* * *
Зависть, конечно, плохое чувство. Даже профессиональная зависть, для которой иногда делают скидку. Но как не позавидовать организаторам и первым сотрудникам наших реставрационных мастерских! Оказавшись посреди целого моря старинных икон, они, естественно, брались за самое ценное.
Я не хочу сказать, что они выполнили всю работу. Но личные шансы открывать в месяц по шедевру значительно упали. Теперь в каждом старинном городе есть свой музей, и почти в каждом музее — свои реставраторы.
* * *
Хочу сказать немного о консервации. Мы стараемся не повторять ошибок своих предшественников. Расчистив старую живопись, мы обрабатываем ее так, чтобы в дальнейшем не понадобились серьезные услуги реставраторов. Такая работа требует времени. В результате — 60-80 икон в год — это норма для отдела Всероссийского реставрационного центра, в котором я работал, а вместе со мной 25 человек. Можно было бы делать раз в десять больше, но это отражается на качестве. Основные работы по консервации мы делаем непосредственно в запасниках провинциальных музеев, осуществляя постоянный контроль за состоянием сохранности древних живописных памятников.
* * *
До приезда в Карелию мне довелось работать в богатейших музеях Новгорода и Суздаля. Нами руководили потомственные мастера — представители старой школы реставрации. Мы чувствовали себя неуверенно, когда такие учителя, как Барановы, Кириковы, Брягины, Чураковы, на глазах совершали чудеса. Казалось, невозможно постичь премудрости реставрации. Руководители помогали разбираться в трудных задачах. Чаще делом, реже — словами. Учили обращаться с инструментом, показывали, как пользоваться растворителем. А главное — учили понимать и любить подлинную красоту древнерусского искусства. Увлекательные уроки высоко ценились учениками, потому что позволяли проникнуть в святая святых любимой профессии.
Музейные хранилища из мертвых запасников с иконными досками постепенно превращались в основной источник познания, где любой памятник имел свою историю. Следуя советам учителей, мы начали постепенно отличать подлинные творения от ремесленных поделок.

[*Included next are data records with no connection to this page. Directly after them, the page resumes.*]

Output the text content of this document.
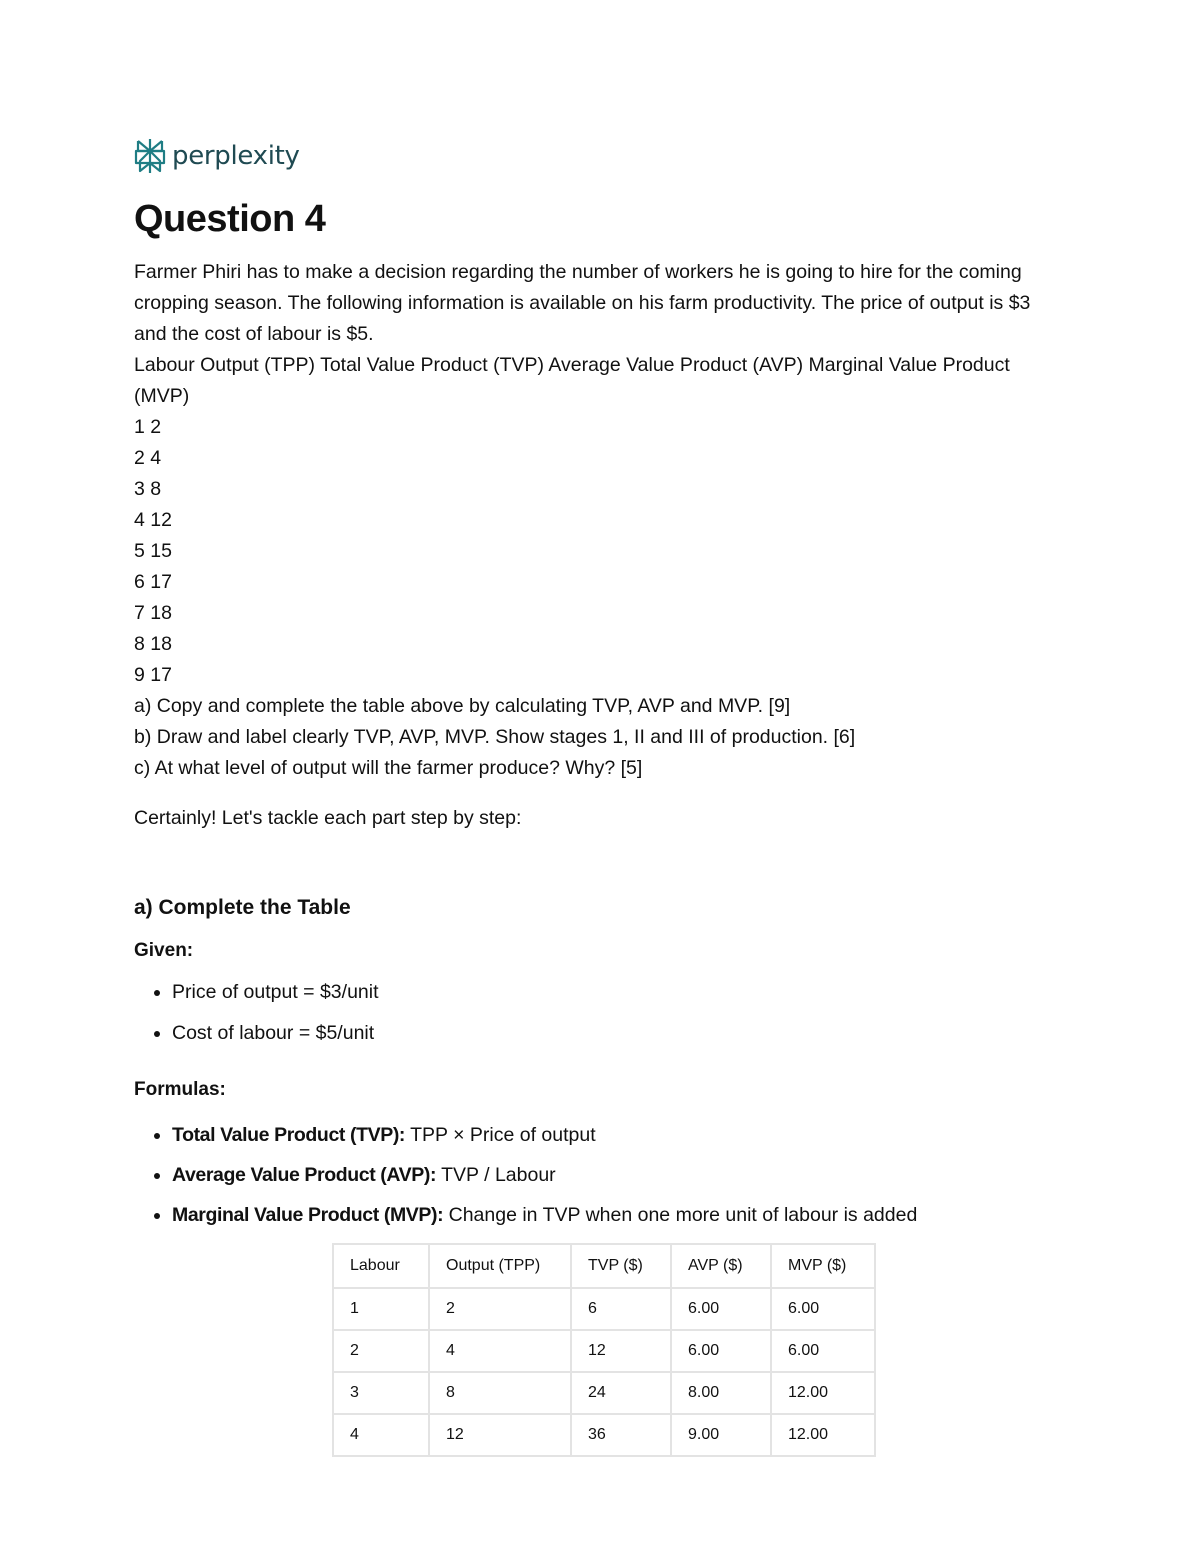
perplexity
Question 4

Farmer Phiri has to make a decision regarding the number of workers he is going to hire for the coming cropping season. The following information is available on his farm productivity. The price of output is $3 and the cost of labour is $5.

Labour Output (TPP) Total Value Product (TVP) Average Value Product (AVP) Marginal Value Product (MVP)

1 2
2 4
3 8
4 12
5 15
6 17
7 18
8 18
9 17
a) Copy and complete the table above by calculating TVP, AVP and MVP. [9]
b) Draw and label clearly TVP, AVP, MVP. Show stages 1, II and III of production. [6]
c) At what level of output will the farmer produce? Why? [5]

Certainly! Let's tackle each part step by step:

a) Complete the Table
Given:
• Price of output = $3/unit
• Cost of labour = $5/unit
Formulas:
• Total Value Product (TVP): TPP × Price of output
• Average Value Product (AVP): TVP / Labour
• Marginal Value Product (MVP): Change in TVP when one more unit of labour is added
Labour	Output (TPP)	TVP ($)	AVP ($)	MVP ($)
1	2	6	6.00	6.00
2	4	12	6.00	6.00
3	8	24	8.00	12.00
4	12	36	9.00	12.00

Летние командировки в музеи России, работа в древнерусских городах давали возможность разобраться в закономерностях старой живописи. Тщательное изучение замечательных суздальских фресок, знакомство с архитектурой Суздаля XII—XVIII веков и сокровищами ювелирного мастерства суздалян раскрыли перед нами, молодыми реставраторами, неповторимую прелесть суздальского искусства. Сейчас, когда прошло двадцать пять лет со времени реставрации разрушенных войной реликвий Новгорода, реставраторы с благодарностью вспоминают эту поездку, определившую их творческую судьбу. Усталые после напряженной работы, часами осматривали мы богатые залы местного музея или, используя вечерние лучи щедрого новгородского солнца, копировали бессмертные творения Феофана Грека, фрески в Аркажах и Нередице.
* * *
Первые иконы, происходящие из часовен и храмов Карелии, я увидел в Кижах... Их было очень много в темной подклети дома Ошевнева. Огромные, двухметровой высоты доски; царские врата вычурной резьбы; десятки маленьких иконок, поставленных на полки, как рукописи в старинной библиотеке, — все это богатство манило к себе древней таинственностью. Хотелось сразу найти шедевры, сделать на них пробные расчистки и открыть что-то новое, доселе неизвестное. Мы снимали со стеллажей одну доску за другой, выносили каждую икону на яркий солнечный свет, рассматривали тщательно, стараясь угадать ценность древней живописи. Начинались робкие предположения, смутные догадки, осторожные неаргументированные выводы. Мы спорили, горячились, а доски молчали. Молчали, словно не желая открывать вековые тайны неопытным людям. А опыта, к сожалению, недоставало.
Разбор «кижской» коллекции стал подлинной школой изучения северной живописи. Когда затихли страсти первооткрытия и мы перестали считать себя искателями сокровищ, началась кропотливая работа. С раннего утра, чтобы не упустить ни одного светлого часа в коротком северном дне, отправлялись мы в дом Ошевнева. Лихорадочный осмотр «на выбор» сменился тщательным изучением и обсуждением всех семисот единиц хранения. Споры продолжались, но они велись не ради желания поспорить, а в поисках истинной атрибуции той или иной иконы. Теперь я знаю, что в описи кижского древлехранилища мы сделали немало ошибок. Больше, чем сделали бы сейчас. Но главного мы достигли. Нам стали дороги творения местных, обонежских мастеров, в наших руках появился ключ к распознанию характерных признаков и черт северной живописи.